A Philadelphia city councilman’s widely criticized bill was recently withdrawn by none other than it’s creator. The move marks a decisive victory for the cities music scene–the bill’s targets. It would be wise, however, to not only learn from this experience, but remain prepared for its resurgence.
Philadelphia council member Mark Squilla shocked colleagues upon proposing what some viewed as an attack on musical freedom. Squilla’s bill, in addition to upping venue prices, would’ve forced owners to compile the names, addresses, and phone numbers of performers. From there, the bill mandates that venue’s transfer the information to police, who’d reshape it into an all access, personal database. Squilla used the inconveniences of loud concerts with trash and partiers as justification for his proposal. From band members, to DJs, to rappers, no one would be exempted from the mandated police
Problematic crowds, under Squilla’s proposal, could actually get artists placed on a ban list, barring them from the city. Festivals, concerts, and individual performers alike were fair game for Squilla’s musical blacklist. “Crime, traffic, litter, noise”, the criteria for exile read more like the complaints of a notoriously feisty old man than lawful mandates. “Giving performers’ information to police when requested”, Squilla argued, “enables them to review past performances to see if there were any public safety issues during their events.”

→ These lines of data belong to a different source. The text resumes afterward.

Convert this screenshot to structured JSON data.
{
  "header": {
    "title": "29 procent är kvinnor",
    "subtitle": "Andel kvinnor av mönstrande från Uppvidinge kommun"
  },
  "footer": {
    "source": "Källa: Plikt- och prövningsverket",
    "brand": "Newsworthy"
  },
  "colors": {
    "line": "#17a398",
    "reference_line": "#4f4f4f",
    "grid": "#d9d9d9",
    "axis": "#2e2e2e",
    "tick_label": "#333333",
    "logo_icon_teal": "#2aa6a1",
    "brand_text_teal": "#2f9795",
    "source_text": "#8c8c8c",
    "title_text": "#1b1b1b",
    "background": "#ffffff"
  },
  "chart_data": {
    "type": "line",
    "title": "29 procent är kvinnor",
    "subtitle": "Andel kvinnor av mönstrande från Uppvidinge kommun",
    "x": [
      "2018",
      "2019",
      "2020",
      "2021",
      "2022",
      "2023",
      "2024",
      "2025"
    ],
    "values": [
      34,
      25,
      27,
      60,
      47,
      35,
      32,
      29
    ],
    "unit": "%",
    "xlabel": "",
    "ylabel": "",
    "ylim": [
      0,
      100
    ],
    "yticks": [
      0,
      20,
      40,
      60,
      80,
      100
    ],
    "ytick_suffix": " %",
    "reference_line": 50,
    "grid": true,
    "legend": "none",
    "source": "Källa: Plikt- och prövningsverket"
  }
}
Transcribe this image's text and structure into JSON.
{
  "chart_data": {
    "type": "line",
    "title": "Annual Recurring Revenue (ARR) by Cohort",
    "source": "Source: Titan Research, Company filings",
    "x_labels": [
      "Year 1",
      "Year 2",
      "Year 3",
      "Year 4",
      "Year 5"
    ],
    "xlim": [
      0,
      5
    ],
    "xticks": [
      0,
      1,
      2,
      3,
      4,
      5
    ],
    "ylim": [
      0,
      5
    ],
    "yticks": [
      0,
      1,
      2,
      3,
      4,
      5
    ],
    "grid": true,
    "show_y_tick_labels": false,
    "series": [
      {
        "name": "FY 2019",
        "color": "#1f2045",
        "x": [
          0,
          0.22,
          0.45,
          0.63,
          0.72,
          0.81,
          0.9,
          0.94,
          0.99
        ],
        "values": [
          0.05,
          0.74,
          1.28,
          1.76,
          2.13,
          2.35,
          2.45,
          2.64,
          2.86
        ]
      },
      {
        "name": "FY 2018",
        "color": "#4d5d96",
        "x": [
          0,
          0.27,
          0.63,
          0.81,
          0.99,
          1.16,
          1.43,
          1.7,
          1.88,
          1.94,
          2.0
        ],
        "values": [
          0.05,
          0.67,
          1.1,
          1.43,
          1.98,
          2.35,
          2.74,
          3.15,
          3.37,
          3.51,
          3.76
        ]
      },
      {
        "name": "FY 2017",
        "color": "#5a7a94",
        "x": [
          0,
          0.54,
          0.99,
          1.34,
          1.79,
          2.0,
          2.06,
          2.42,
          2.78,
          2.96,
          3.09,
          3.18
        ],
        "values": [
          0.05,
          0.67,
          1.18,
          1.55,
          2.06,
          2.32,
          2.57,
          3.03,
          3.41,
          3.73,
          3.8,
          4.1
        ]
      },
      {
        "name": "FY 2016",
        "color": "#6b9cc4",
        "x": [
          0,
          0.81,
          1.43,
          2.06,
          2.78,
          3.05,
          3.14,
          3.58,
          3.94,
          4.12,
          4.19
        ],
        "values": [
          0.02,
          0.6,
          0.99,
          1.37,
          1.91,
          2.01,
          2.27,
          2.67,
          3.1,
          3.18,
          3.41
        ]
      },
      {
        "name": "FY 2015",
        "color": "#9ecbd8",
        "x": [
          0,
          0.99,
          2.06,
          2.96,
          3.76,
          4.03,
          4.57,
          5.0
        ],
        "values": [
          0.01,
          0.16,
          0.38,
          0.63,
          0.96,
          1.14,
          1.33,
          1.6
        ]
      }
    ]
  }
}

Public backlash was nearly instantaneous, the majority of such voices from the music scene. A crowd of them, mostly industry rep’s, The Key reports, confronted democrat Mark Squilla at an open meeting. “We don’t want to discourage artist expression”, Squilla plead, “that’s the last thing we want. By no means am I anti-artist or anti-venue.” After explaining his aim to close a loophole in venue licenses, Squilla claimed “there’s no way the city was going to create a registry.”

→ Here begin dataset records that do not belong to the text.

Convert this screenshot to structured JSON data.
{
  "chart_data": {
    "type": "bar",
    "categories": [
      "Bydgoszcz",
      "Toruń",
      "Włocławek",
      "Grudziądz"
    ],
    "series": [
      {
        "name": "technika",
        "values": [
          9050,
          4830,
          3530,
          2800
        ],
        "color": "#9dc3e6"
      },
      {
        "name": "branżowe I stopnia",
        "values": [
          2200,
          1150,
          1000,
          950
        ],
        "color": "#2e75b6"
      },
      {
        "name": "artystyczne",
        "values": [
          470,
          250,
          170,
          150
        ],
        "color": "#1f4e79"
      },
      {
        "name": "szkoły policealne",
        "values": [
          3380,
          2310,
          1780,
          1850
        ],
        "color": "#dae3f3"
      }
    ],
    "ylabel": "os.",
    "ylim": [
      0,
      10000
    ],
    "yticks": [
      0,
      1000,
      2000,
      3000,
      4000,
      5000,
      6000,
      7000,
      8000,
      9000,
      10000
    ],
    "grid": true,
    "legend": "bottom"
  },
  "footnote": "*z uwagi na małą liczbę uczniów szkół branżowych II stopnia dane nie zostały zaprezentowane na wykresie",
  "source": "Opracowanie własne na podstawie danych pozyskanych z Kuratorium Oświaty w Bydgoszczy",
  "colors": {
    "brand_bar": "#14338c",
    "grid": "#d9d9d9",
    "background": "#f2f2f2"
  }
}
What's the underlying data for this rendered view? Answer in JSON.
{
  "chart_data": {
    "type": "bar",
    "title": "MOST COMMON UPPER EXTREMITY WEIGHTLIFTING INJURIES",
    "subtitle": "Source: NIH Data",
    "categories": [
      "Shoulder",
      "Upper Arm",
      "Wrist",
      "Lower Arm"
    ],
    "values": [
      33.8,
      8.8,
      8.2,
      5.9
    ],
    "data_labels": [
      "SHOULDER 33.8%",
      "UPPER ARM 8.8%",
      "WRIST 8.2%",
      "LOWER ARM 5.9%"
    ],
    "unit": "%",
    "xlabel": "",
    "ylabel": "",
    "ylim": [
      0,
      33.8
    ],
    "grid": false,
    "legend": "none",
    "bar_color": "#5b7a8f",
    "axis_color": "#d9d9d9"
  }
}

Isn’t this last comment, however, a tad disingenuous? There’s a difference between Squilla proposing it in a bill, and the rest of the city approving it. It’s similarly disingenuous to use the word “request” to describe officers pulling information from a database on their own, without warrants, without court approval. Additionally, what Mark is advocating for will most certainly “discourage artist expression.” By singling out artists for the conduct of the people who come to their shows, the bill punishes them for things they can’t control. People who don’t even listen to that particular artist, but just want to have a good time, may go to a music festival. Simply having that in the proposal shows a complete lack of understanding on Squilla’s part of the sub-culture he’s attempting to target. Squilla, after withdrawing his bill, will reexamine his proposal, specifically its language and semantics.
It’s a remarkable victory not only for Philadelphia’s music scene, but for music crowds nationwide. Numerous festivals more resemble pilgrimages for counter-culture than the predictable, mundane gatherings of music fans. They’re times of centralized catharsis, creation, and alternative interaction. Oftentimes particularly large festivals serve vital roles in local economies regardless of any unfamiliar, or undesired, cultural conduct they attract.

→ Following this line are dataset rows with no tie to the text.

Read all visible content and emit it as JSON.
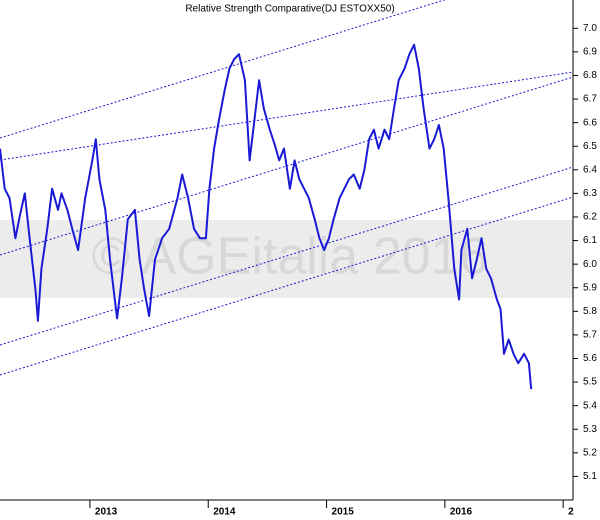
{
  "chart_data": {
    "type": "line",
    "title": "Relative Strength Comparative(DJ ESTOXX50)",
    "watermark": "© AGEitalia 2016",
    "x": [
      2012.24,
      2012.28,
      2012.32,
      2012.37,
      2012.41,
      2012.45,
      2012.49,
      2012.54,
      2012.56,
      2012.59,
      2012.64,
      2012.68,
      2012.73,
      2012.76,
      2012.81,
      2012.85,
      2012.9,
      2012.96,
      2013.02,
      2013.05,
      2013.08,
      2013.13,
      2013.17,
      2013.21,
      2013.23,
      2013.27,
      2013.32,
      2013.38,
      2013.42,
      2013.46,
      2013.5,
      2013.55,
      2013.61,
      2013.67,
      2013.74,
      2013.78,
      2013.83,
      2013.88,
      2013.93,
      2013.98,
      2014.01,
      2014.05,
      2014.09,
      2014.14,
      2014.18,
      2014.22,
      2014.26,
      2014.31,
      2014.35,
      2014.39,
      2014.43,
      2014.47,
      2014.52,
      2014.56,
      2014.6,
      2014.64,
      2014.69,
      2014.73,
      2014.77,
      2014.81,
      2014.85,
      2014.9,
      2014.94,
      2014.98,
      2015.02,
      2015.06,
      2015.11,
      2015.15,
      2015.19,
      2015.23,
      2015.28,
      2015.32,
      2015.36,
      2015.4,
      2015.44,
      2015.49,
      2015.53,
      2015.57,
      2015.61,
      2015.66,
      2015.7,
      2015.74,
      2015.78,
      2015.82,
      2015.87,
      2015.91,
      2015.95,
      2015.99,
      2016.03,
      2016.08,
      2016.12,
      2016.14,
      2016.19,
      2016.23,
      2016.27,
      2016.31,
      2016.35,
      2016.39,
      2016.44,
      2016.47,
      2016.5,
      2016.54,
      2016.58,
      2016.62,
      2016.67,
      2016.71,
      2016.73
    ],
    "series": [
      {
        "color": "#1a1ad6",
        "values": [
          6.49,
          6.32,
          6.28,
          6.11,
          6.21,
          6.3,
          6.11,
          5.89,
          5.76,
          5.98,
          6.15,
          6.32,
          6.23,
          6.3,
          6.23,
          6.15,
          6.06,
          6.28,
          6.44,
          6.53,
          6.36,
          6.23,
          6.02,
          5.85,
          5.77,
          5.94,
          6.19,
          6.23,
          6.02,
          5.89,
          5.78,
          6.02,
          6.11,
          6.15,
          6.28,
          6.38,
          6.28,
          6.15,
          6.11,
          6.11,
          6.32,
          6.49,
          6.61,
          6.74,
          6.83,
          6.87,
          6.89,
          6.78,
          6.44,
          6.61,
          6.78,
          6.66,
          6.57,
          6.51,
          6.44,
          6.49,
          6.32,
          6.44,
          6.36,
          6.32,
          6.28,
          6.19,
          6.11,
          6.06,
          6.11,
          6.19,
          6.28,
          6.32,
          6.36,
          6.38,
          6.32,
          6.4,
          6.53,
          6.57,
          6.49,
          6.57,
          6.53,
          6.66,
          6.78,
          6.83,
          6.89,
          6.93,
          6.83,
          6.66,
          6.49,
          6.53,
          6.59,
          6.49,
          6.28,
          5.98,
          5.85,
          6.06,
          6.15,
          5.94,
          6.02,
          6.11,
          5.98,
          5.94,
          5.85,
          5.81,
          5.62,
          5.68,
          5.62,
          5.58,
          5.62,
          5.58,
          5.47
        ]
      }
    ],
    "xlim": [
      2012.24,
      2017.1
    ],
    "xticks": [
      2013,
      2014,
      2015,
      2016,
      {
        "value": 2017,
        "label": "2"
      }
    ],
    "ylim": [
      5.0,
      7.12
    ],
    "yticks": [
      5.1,
      5.2,
      5.3,
      5.4,
      5.5,
      5.6,
      5.7,
      5.8,
      5.9,
      {
        "value": 6,
        "label": "6.0"
      },
      6.1,
      6.2,
      6.3,
      6.4,
      6.5,
      6.6,
      6.7,
      6.8,
      6.9,
      {
        "value": 7,
        "label": "7.0"
      }
    ]
  }
}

Even without a “ban list”, increasing police pressure, or even presence, may prove undesirable to audiences. Police already have roles in monitoring activity at concerts, these other measures are unnecessary. The bill violates several fundamental ideologies regarding freedom of expression, and only served to expand Philadelphia’s police state. It’s withdrawal is encouraging, but not finial, and a revised version may be on the horizon. Those who pushed back so valiantly against Squilla’s proposition would do well to heed this possibility, and not become complacent.